Asciano debuts with a rare ten-year bond

Philip Bayley
The highlight in the debt capital market last week was a ten-year bond issue from market debutant, Asciano Limited (rated BBB). Asciano sold A$350 million of bonds, priced at a margin of 215 basis points over swap.



This is the first ten-year bond issue from a BBB category issuer since the Queensland toll road operator, Sun Group Finance (BBB+) raised $200 million at a margin of 190 bps over bank bills in December.



Such ten-year issuance is rare and you need to go back to July 2010 to find the next example. APT Pipelines Limited (BBB) sold $300 million of bonds, priced at a margin of 240 bps over swap - which shows that spreads have not contracted a lot in the intervening period.



GPT Wholesale Office Fund also made its market debut. GWOF priced $150 million of seven-year bonds, at 135 bps over swap. This is actually two bps wide of where AMP Wholesale Office Fund priced its $300 million seven-year issue in September.



The local branch of BNP Paribas (A+) returned to the market after an absence of exactly one year. In May last year the bank raised just $75 million for 18 months, priced at 63 bps over bank bills.

This time around a more substantial funding requirement was met, with $425 million of floating-rate notes and $225 million of fixed-rate notes sold with a term to maturity of five years. The notes were priced at 110 bps over bank bills/swap.



Inter-American Development Bank (AAA), Oesterreichische Kontrollbank (AA+) and Export Development Canada (AAA) represented the SSA (supranational, sovereign and agency) sector last week.



IADB added $200 million to its February 2020 line. The increase, priced at 47.7 bps over commonwealth government securities, takes the size of the line to $1.25 billion.



Oesterreichische Kontrollbank's August 2025 line now stands at $275 million, after a $75 million tap, priced at CGS plus 61.7 bps, and EDC sold $350 million of four-year bonds at a spread of 51 bps over CGS.



Staying in the SSA sector, L-Bank (AAA) made its Kauri debut with a NZ$250 million issue of four-year bonds. The bonds were priced at 37 bps over mid-swaps to yield 3.92 per cent.



Bank of Queensland formally advised the ASX of its intention to undertake a wholesale additional tier one capital raising. The announcement followed meetings with institutional investors earlier in the week.
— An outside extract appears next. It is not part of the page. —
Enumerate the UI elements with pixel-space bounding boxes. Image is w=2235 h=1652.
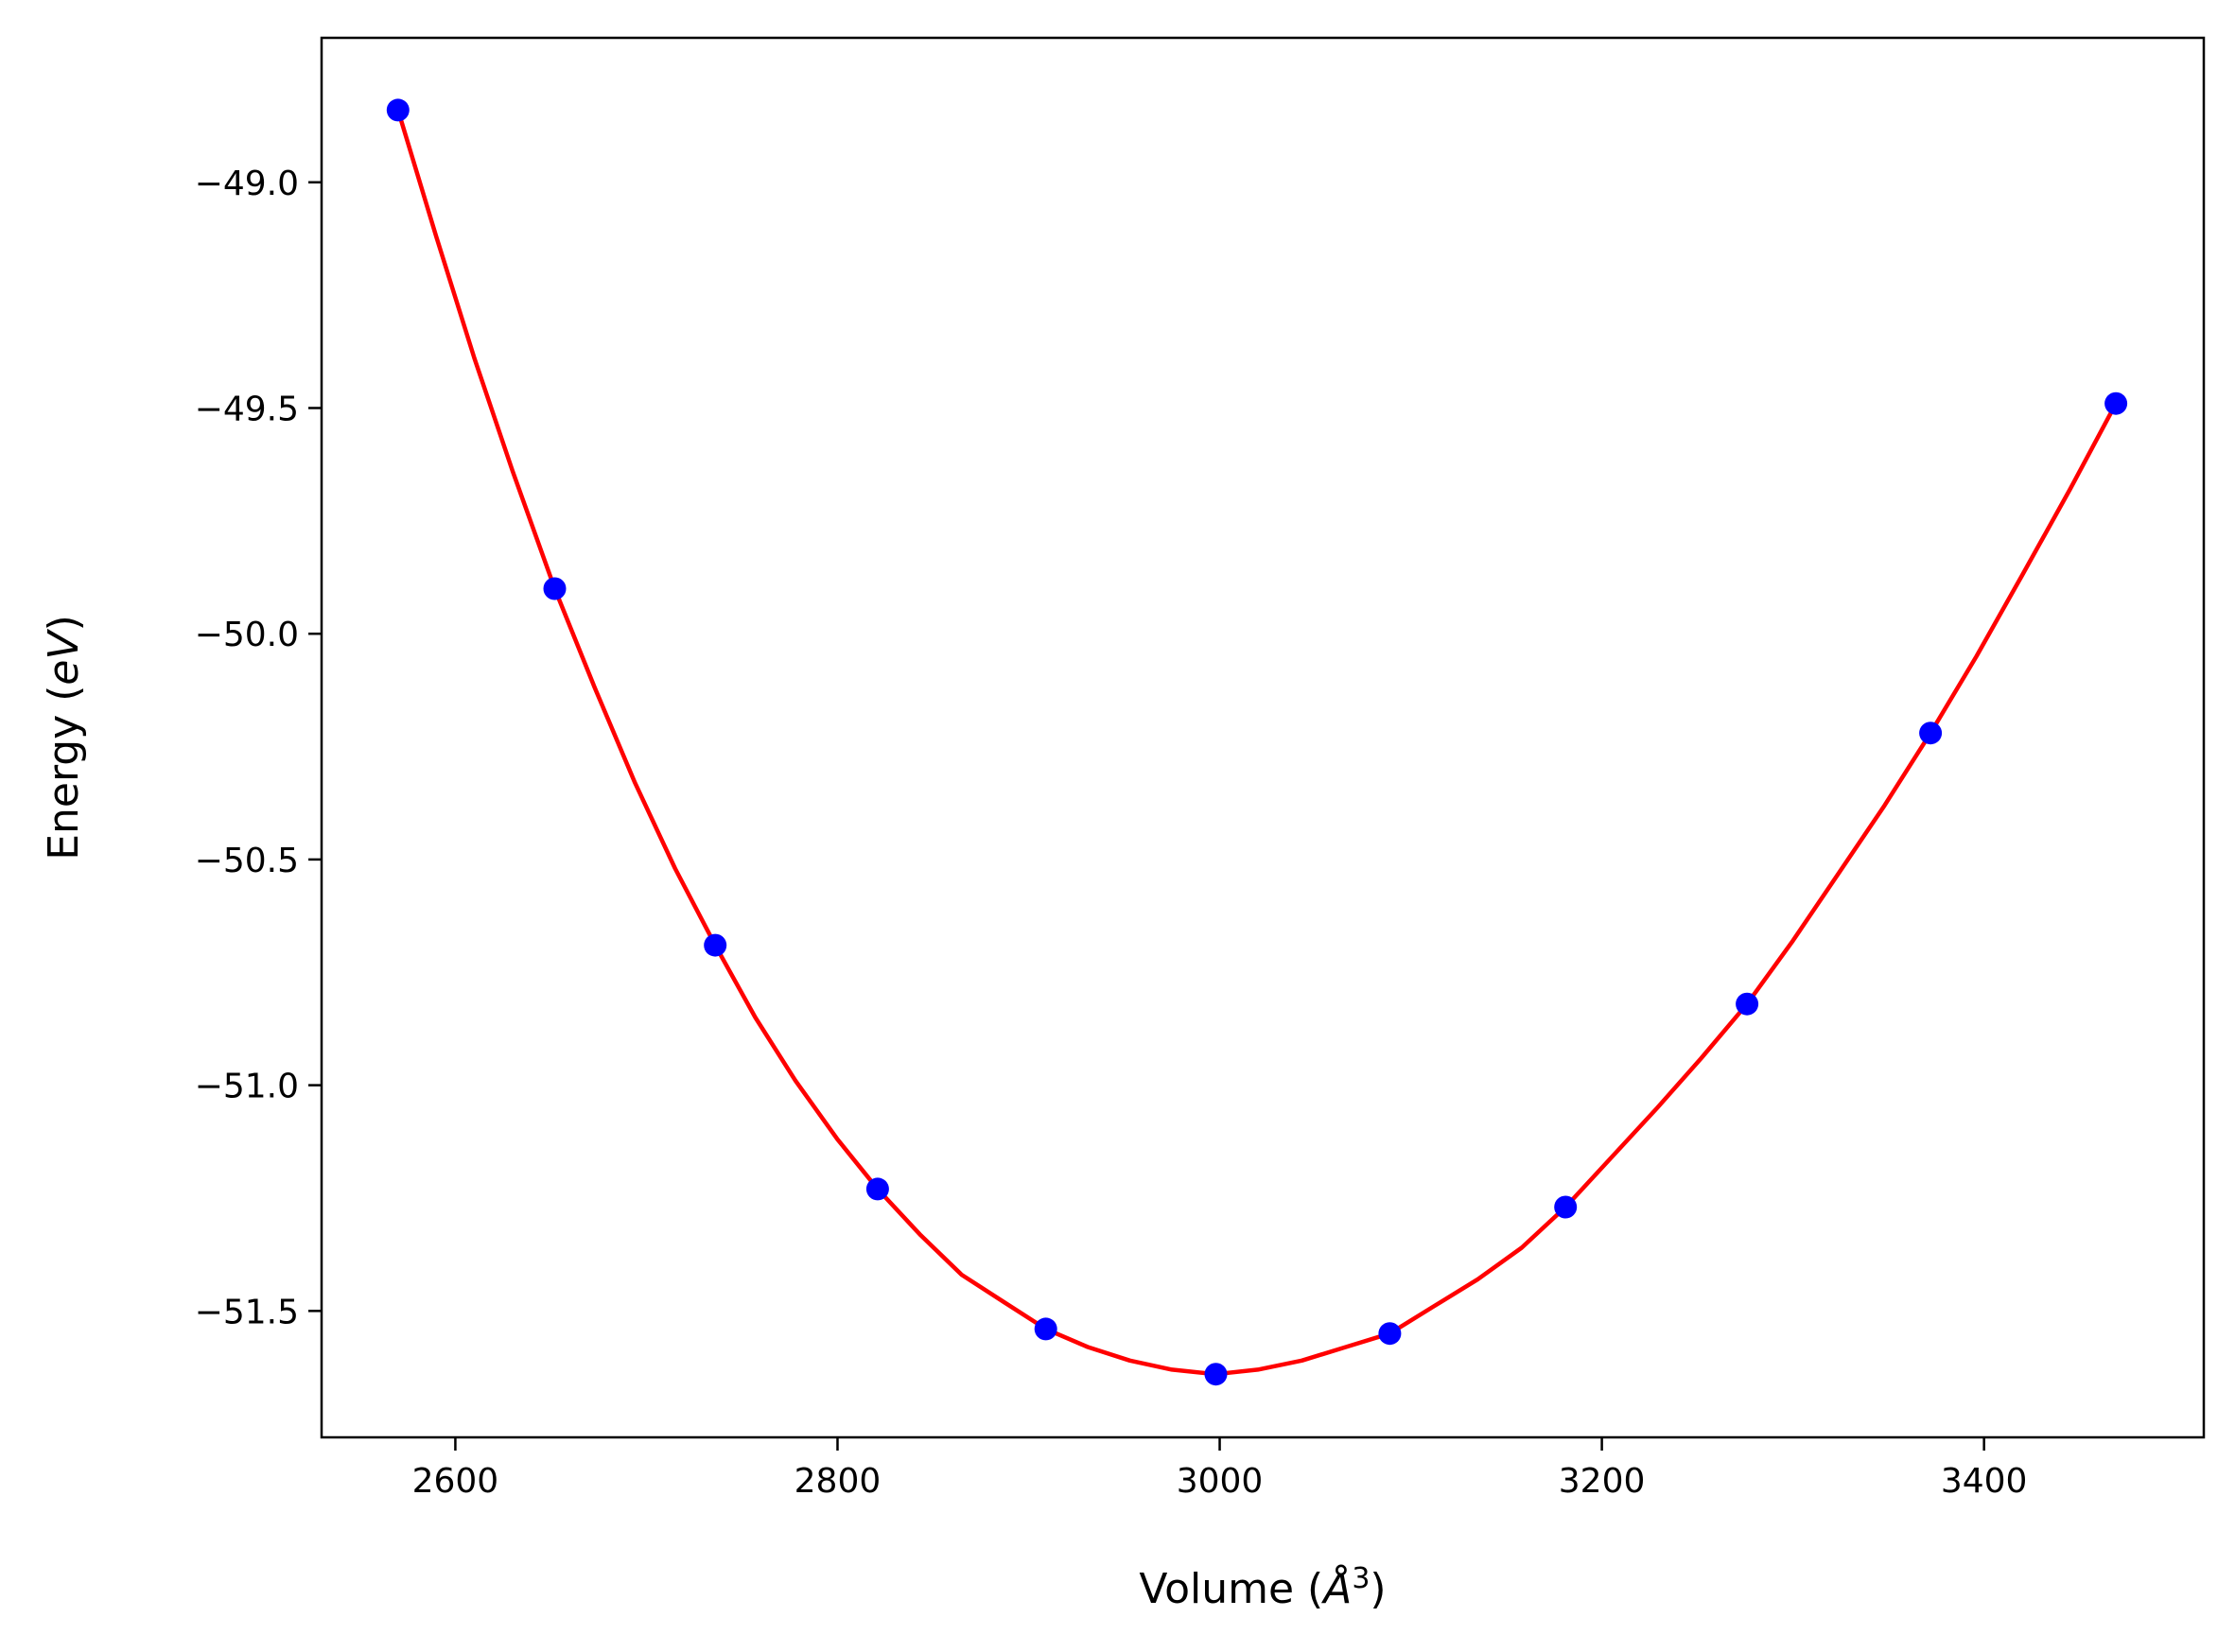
plot-layer — [386, 98, 2128, 1386]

The bank said it was hoping to raise around $150 million, from an issue of notes that will be callable after five years and will mandatorily convert to equity after seven years, if not called. The notes will pay a floating rate coupon, with the credit spread over the bank bill rate to be determined in a book build.



On Friday, it priced a $150 million issue at 435 bps over six month bank bills.

At this level there is no pricing advantage over the 400 bps and a six-year non-call period achieved by peer, Bendigo and Adelaide Bank, in the retail market two weeks earlier. The size of the issue suggests that there was not overwhelming demand.

BOQ's experience may well temper enthusiasm for future issuance of additional tier one capital in the wholesale market. 



Standard & Poor's has assigned a BB+ rating to the notes, taking four notches off the A- senior unsecured rating assigned to Bank of Queensland. S&P will assign intermediate equity credit to the notes.